И через пару минут «Ласточка», «лодка плоскодонная первой категории», всплеснув белыми веслами и повернувшись узкой кормой ко всему этому общему пляжу, похожему больше на полярное лежбище моржей, чем на летний берег реки, отчаливала к другим, настоящим лугам и калугам, выходила из-за острова на стрежень, еще не зная, куда атаман изволит отправиться сегодня, – а у княжны, как хорошо известно, не было никаких предпочтений и планов.

Он никогда, или почти никогда, не говорил мне об отце, который и подарил ему это лермонтовское имя, прежде чем покинуть облитые гололедом Косогоры по первому снегу навсегда. Младшего брата звали проще – Костя, Костя Кузнецов. Они были погодки, Азамат и Костя, и отца не помнили, выросли с русскими дядями, тетями, бабушкой и дедушкой, оба носили девичью фамилию матери. Отец, Ваха Эльсанов, непростой человек с рубленым профилем, которому работа на заводе пришлась не по душе, водка не по нутру, погода не по вкусу, отправился на родину, поссорившись со здешней родней?.. Или просто обещав жене вернуться и забрать ее с годовалым Азаматом к себе, куда-то под Грозный, в абрикосовый сад?.. Не знаю.

Только однажды услышала я от Азамата эту весьма сбивчивую историю про отца, и был там сначала отъезд, а потом авария или просто несчастный случай… Азамат так и не объяснил толком, а я боялась спросить что-нибудь глупое и потому не задавала никаких вопросов − просто слушала и целовала его, вот и все.

***

Перед тем, как пианино повезли в гараж, меня отправили за последней сумкой в пустую, удивительно звонкую, прихожую.
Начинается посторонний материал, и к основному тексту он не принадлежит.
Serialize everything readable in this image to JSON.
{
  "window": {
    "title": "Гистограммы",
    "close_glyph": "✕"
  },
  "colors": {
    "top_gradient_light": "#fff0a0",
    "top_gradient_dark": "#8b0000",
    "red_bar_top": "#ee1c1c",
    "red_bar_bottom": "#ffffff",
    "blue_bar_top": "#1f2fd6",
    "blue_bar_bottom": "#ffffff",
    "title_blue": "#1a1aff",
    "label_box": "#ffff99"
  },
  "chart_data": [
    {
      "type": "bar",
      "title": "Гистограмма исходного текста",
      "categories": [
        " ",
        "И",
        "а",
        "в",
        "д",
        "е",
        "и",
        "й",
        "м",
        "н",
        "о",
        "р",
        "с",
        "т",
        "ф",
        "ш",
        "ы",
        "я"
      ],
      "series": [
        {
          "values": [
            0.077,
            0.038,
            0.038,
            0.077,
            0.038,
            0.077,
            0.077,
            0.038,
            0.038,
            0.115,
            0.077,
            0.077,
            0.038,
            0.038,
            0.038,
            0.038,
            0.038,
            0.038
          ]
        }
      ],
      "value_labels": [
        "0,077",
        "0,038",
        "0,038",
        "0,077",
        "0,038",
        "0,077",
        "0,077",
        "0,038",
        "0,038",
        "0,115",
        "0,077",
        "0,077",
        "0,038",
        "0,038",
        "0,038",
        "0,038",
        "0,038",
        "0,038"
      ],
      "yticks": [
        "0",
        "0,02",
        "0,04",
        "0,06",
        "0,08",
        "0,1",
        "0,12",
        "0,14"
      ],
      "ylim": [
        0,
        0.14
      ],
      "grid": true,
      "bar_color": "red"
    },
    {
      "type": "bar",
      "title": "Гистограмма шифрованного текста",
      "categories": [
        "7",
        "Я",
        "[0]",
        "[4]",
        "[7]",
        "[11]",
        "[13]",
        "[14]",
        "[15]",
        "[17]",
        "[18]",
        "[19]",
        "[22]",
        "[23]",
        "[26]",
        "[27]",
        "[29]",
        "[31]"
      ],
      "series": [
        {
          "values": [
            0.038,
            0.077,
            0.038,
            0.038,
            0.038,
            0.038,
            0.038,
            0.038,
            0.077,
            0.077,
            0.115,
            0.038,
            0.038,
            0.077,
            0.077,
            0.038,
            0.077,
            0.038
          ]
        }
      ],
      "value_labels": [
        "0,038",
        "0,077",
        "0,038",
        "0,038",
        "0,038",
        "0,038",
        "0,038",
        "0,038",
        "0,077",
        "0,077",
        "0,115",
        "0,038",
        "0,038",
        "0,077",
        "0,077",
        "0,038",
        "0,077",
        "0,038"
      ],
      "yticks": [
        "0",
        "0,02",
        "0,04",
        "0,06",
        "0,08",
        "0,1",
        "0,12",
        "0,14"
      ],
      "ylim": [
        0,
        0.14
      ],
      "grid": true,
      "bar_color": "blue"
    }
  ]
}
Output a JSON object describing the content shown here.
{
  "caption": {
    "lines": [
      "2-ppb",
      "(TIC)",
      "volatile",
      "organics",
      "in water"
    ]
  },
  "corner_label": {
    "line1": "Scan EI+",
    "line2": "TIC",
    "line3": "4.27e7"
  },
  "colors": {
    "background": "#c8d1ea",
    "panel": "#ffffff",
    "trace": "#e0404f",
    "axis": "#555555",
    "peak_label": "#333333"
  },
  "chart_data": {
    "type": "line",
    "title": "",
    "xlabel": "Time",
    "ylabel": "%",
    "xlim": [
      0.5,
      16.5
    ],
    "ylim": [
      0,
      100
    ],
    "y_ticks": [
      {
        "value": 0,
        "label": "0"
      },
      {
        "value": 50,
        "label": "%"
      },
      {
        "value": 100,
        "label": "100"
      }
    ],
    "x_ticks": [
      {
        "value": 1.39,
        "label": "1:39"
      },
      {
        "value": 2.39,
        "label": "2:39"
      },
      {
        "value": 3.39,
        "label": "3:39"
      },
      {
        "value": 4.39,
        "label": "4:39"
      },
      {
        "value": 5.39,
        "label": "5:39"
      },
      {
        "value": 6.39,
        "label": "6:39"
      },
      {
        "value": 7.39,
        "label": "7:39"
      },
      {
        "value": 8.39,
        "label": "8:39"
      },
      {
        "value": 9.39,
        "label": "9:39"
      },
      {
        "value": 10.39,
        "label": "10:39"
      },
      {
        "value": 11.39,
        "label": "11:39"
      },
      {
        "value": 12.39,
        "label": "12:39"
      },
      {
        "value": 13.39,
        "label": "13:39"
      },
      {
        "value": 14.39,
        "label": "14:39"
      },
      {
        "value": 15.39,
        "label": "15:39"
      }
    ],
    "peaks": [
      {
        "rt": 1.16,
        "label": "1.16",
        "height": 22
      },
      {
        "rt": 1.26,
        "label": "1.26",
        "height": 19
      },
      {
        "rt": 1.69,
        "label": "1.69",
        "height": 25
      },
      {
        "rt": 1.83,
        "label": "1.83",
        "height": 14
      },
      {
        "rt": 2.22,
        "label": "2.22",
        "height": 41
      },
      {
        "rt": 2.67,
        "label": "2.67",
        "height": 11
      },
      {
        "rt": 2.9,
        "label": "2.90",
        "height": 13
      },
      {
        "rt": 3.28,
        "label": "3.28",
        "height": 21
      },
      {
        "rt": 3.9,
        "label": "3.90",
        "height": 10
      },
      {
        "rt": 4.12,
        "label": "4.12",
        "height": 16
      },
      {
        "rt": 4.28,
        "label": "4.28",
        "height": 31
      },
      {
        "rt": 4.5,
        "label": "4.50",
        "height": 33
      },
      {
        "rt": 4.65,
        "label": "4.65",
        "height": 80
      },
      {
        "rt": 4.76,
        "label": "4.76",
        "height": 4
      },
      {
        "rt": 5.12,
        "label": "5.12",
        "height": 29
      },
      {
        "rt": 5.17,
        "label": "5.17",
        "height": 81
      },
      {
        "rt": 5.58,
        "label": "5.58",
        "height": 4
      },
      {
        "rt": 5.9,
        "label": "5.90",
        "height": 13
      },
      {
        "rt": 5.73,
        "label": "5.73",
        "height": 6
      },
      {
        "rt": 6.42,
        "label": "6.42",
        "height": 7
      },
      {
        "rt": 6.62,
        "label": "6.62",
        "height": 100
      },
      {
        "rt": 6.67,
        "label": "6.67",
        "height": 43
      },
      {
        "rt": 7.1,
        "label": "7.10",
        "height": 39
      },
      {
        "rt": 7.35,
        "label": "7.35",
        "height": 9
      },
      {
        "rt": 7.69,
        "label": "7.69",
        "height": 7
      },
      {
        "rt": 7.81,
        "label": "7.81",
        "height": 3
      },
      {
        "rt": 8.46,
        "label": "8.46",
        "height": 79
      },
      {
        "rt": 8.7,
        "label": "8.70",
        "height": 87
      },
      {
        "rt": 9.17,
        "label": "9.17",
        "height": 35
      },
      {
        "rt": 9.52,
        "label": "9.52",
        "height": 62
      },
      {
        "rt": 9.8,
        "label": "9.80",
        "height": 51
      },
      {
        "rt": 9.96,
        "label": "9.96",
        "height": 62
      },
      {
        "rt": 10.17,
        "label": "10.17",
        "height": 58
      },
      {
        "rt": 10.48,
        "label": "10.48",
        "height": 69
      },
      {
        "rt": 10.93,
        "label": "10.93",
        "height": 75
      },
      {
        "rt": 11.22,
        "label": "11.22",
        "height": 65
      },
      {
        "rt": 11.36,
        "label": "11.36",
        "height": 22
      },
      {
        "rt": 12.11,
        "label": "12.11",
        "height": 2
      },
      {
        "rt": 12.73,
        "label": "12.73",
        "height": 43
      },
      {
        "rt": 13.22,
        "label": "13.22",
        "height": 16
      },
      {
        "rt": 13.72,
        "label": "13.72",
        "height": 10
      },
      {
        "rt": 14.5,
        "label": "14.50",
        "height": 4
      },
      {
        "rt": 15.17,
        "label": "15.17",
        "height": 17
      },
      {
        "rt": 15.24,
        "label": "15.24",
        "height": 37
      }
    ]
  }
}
Ничего я в тот переезд сама не укладывала, ни за чем не присматривала, и мне выпало счастье проститься с родным гнездом исключительно поэтически, ощущая, как глаза влажнеют от жгучей неги и горлу становится узко дышать.

Окно оставили открытым. В стекле отражались прохладный августовский закат, тусклая ржавчина на крышах приземистых трехэтажек, шли своим чередом мелкие события двора: знакомство кота и ребенка, разговор двух веселых мамаш, которые развешивали на балконах байковые ползунки – их полные, незагоревшие руки отливали перламутром на солнце… Над ними стрекотала сорока, круглая, тонкохвостая, точно капнутая тушью на четкий нотный стан телевизионных проводов.

…И все, все, что составляло самую прелесть моих вечеров перед окном с какой-нибудь книжкой или тетрадью по химии, раскрытой, но в ту же секунду и потерявшей надо мной власть – все это теперь готовилось отступить на шаг в прошлое и раствориться там навсегда.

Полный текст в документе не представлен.